Mr Leon Perera asked the Minister for Sustainability and the Environment (a) whether the Ministry has done studies on the annual mortality associated with air pollution from human activities in Singapore; (b) if so, what is the number of annual deaths in the last five years; (c) whether the Government has an estimate on the annual monetary cost to public health and social care services associated with air pollution; and (d) if so, what is the annual cost in the last five years.
The Senior Minister of State for Sustainability and the Environment (Dr Amy Khor Lean Suan) (for the Minister for Sustainability and the Environment): My Ministry takes into account the World Health Organization’s (WHO) air quality guidelines, as well as studies on the health costs of air pollution, to formulate air pollution mitigation policies to safeguard public health. As the studies differ in their methodologies and assumptions, we are unable to provide specific information on the annual mortality or health costs associated with air pollution in Singapore. Nonetheless, it is clear that reducing emissions of air pollutants benefit Singaporeans.
Mr Speaker: Mr Leon Perera.
Mr Leon Perera (Aljunied): I thank the Senior Minister of State for her reply. Just a few supplementary questions. Firstly, no doubt, there are differences in the methodologies used in these studies. Would the Government consider developing a particular yardstick based on the methodological best practices out there, in order to derive an estimate for what is the health impact, the mortality impact of air pollution?
My second supplementary question is what policy levers are available to the Government and what policy levers does it use to induce facilities that have made air pollution to scale back and reduce that air pollution? And this is important given the effects on human health which can be particularly bad for industrial pollutants.
Thirdly, what is the progress of the Government towards achieving the WHO guideline for PM2.5 pollution, in the air, which I believe the Government has stated as a goal?
And lastly, when does the Government estimate we would be able to hit this WHO-preferred guideline for PM2.5 air pollution?
Dr Amy Khor Lean Suan: I thank the Member for his four supplementary questions.
Firstly, about developing guidelines or basic parameters and to undertake a study to measure the impact of healthcare costs, as I have said – and the Member has also noted – there are actually many studies available locally as well as overseas and most of them have very different methodologies as well as assumptions.

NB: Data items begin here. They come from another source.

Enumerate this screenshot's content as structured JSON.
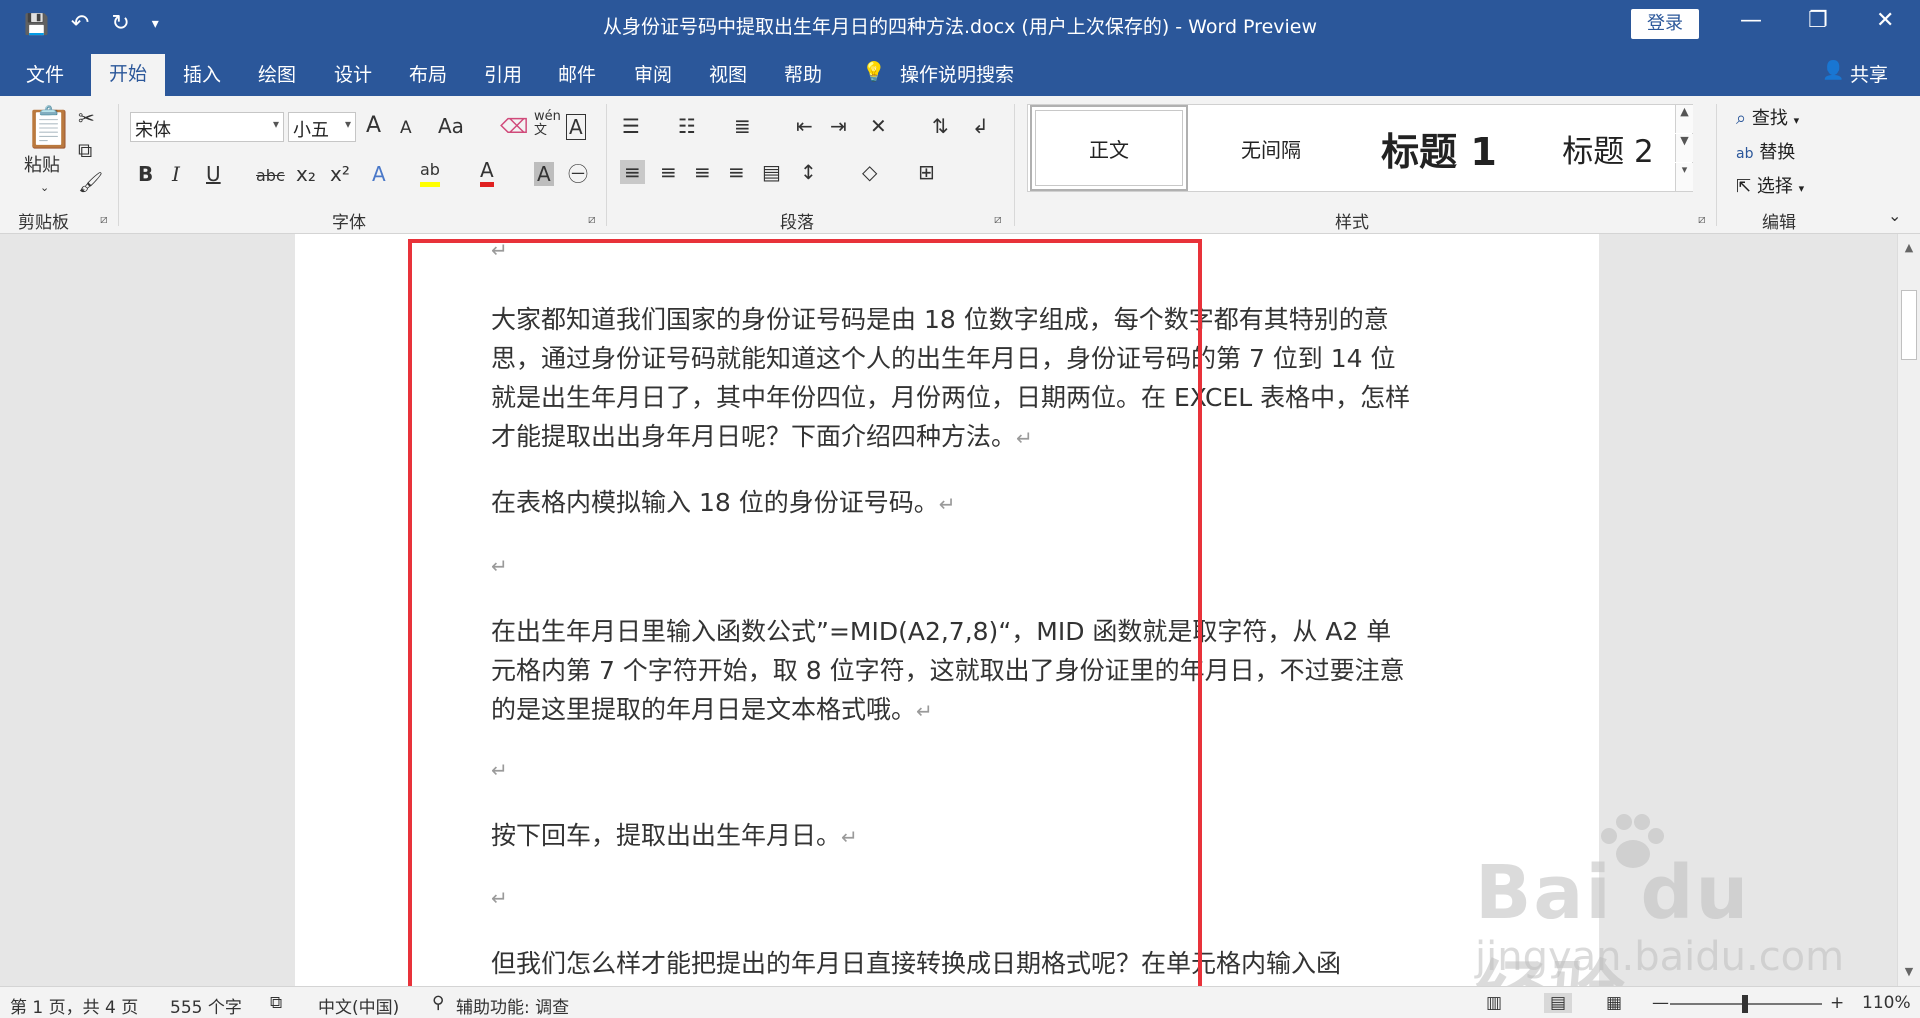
{
  "window": {
    "title": "从身份证号码中提取出生年月日的四种方法.docx (用户上次保存的)  -  Word Preview",
    "login_label": "登录",
    "minimize_glyph": "—",
    "restore_glyph": "❐",
    "close_glyph": "✕"
  },
  "qat": {
    "save_glyph": "💾",
    "undo_glyph": "↶",
    "redo_glyph": "↻",
    "customize_glyph": "▾"
  },
  "tabs": [
    {
      "label": "文件"
    },
    {
      "label": "开始"
    },
    {
      "label": "插入"
    },
    {
      "label": "绘图"
    },
    {
      "label": "设计"
    },
    {
      "label": "布局"
    },
    {
      "label": "引用"
    },
    {
      "label": "邮件"
    },
    {
      "label": "审阅"
    },
    {
      "label": "视图"
    },
    {
      "label": "帮助"
    }
  ],
  "tell_me": "操作说明搜索",
  "share_label": "共享",
  "ribbon": {
    "clipboard": {
      "label": "剪贴板",
      "paste_label": "粘贴"
    },
    "font": {
      "label": "字体",
      "font_name": "宋体",
      "font_size": "小五",
      "grow": "A",
      "shrink": "A",
      "case": "Aa",
      "bold": "B",
      "italic": "I",
      "underline": "U",
      "strike": "abc",
      "sub": "x₂",
      "sup": "x²",
      "wen": "wén 文",
      "border_a": "A"
    },
    "paragraph": {
      "label": "段落"
    },
    "styles": {
      "label": "样式",
      "items": [
        {
          "label": "正文"
        },
        {
          "label": "无间隔"
        },
        {
          "label": "标题 1"
        },
        {
          "label": "标题 2"
        }
      ]
    },
    "editing": {
      "label": "编辑",
      "find": "查找",
      "replace": "替换",
      "select": "选择"
    }
  },
  "document": {
    "paragraphs": [
      {
        "text": "大家都知道我们国家的身份证号码是由 18 位数字组成，每个数字都有其特别的意思，通过身份证号码就能知道这个人的出生年月日，身份证号码的第 7 位到 14 位就是出生年月日了，其中年份四位，月份两位，日期两位。在 EXCEL 表格中，怎样才能提取出出身年月日呢？下面介绍四种方法。"
      },
      {
        "text": "在表格内模拟输入 18 位的身份证号码。"
      },
      {
        "text": "在出生年月日里输入函数公式”=MID(A2,7,8)“，MID 函数就是取字符，从 A2 单元格内第 7 个字符开始，取 8 位字符，这就取出了身份证里的年月日，不过要注意的是这里提取的年月日是文本格式哦。"
      },
      {
        "text": "按下回车，提取出出生年月日。"
      },
      {
        "text": "但我们怎么样才能把提出的年月日直接转换成日期格式呢？在单元格内输入函"
      }
    ],
    "para_mark": "↵"
  },
  "status": {
    "page": "第 1 页，共 4 页",
    "words": "555 个字",
    "language": "中文(中国)",
    "accessibility": "辅助功能: 调查",
    "zoom": "110%",
    "zoom_minus": "—",
    "zoom_plus": "+"
  },
  "watermark": {
    "brand": "Bai du 经验",
    "url": "jingyan.baidu.com"
  }
}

In fact, it also varies according to the context. Indeed, for a parameter, for instance, value of statistical life that is used to estimate health costs in terms of mortality, there is quite a bit of debate on this itself and in fact misunderstanding, even among the academics.
Given this, as well as the fact that such studies are multidisciplinary, so you would need experts in epidemiology, economics and so on, and you will spend many years. These studies are therefore specific to each different context. Hence, we continue to look at these studies and consider the findings. At the end of the day, if there are some methodologies which we think would be useful, we could consider that. But at the current moment, we think that what is important is the fact that there is global scientific consensus, as articulated by WHO, that there is significant impact of air pollution on healthcare and health itself, and the costs. Therefore, we undertake very robust measures and policies to safeguard our air quality. We have done that for years.
The Member also asked about policy levers. We do have many policy levers. For domestic sources of air pollution, the key sources will be industries as well as vehicles. And we have been tightening industrial emission standards as well as for vehicles. For vehicles, we now have a policy of no more internal combustible engine (ICE) cars by 2040, for instance. That will help to improve air quality, in particular, particulate matter. So, we will continue to tighten measures and regulations as much as we can.
One thing we also need to understand is that for a small island city-state like Singapore, our sources of pollution are not just domestic – which is, generally, something that we can better control – but also transboundary. In any measure that we implement, we also have to consider that.
On progress to achieve the full air quality standards as in our Sustainable Singapore Blueprint 2015 – we have not quite reached the standard for PM2.5. We have achieved the standards for some of the other pollutants but not PM2.5 or PM10. But as I have said, we are working on looking at how we can continue to improve. As we implement and encourage the adoption of, say, cleaner vehicles, that will also help us with the index for PM2.5.
I think that is about it. As for the Member’s fourth supplementary question on WHO, I have answered that, too.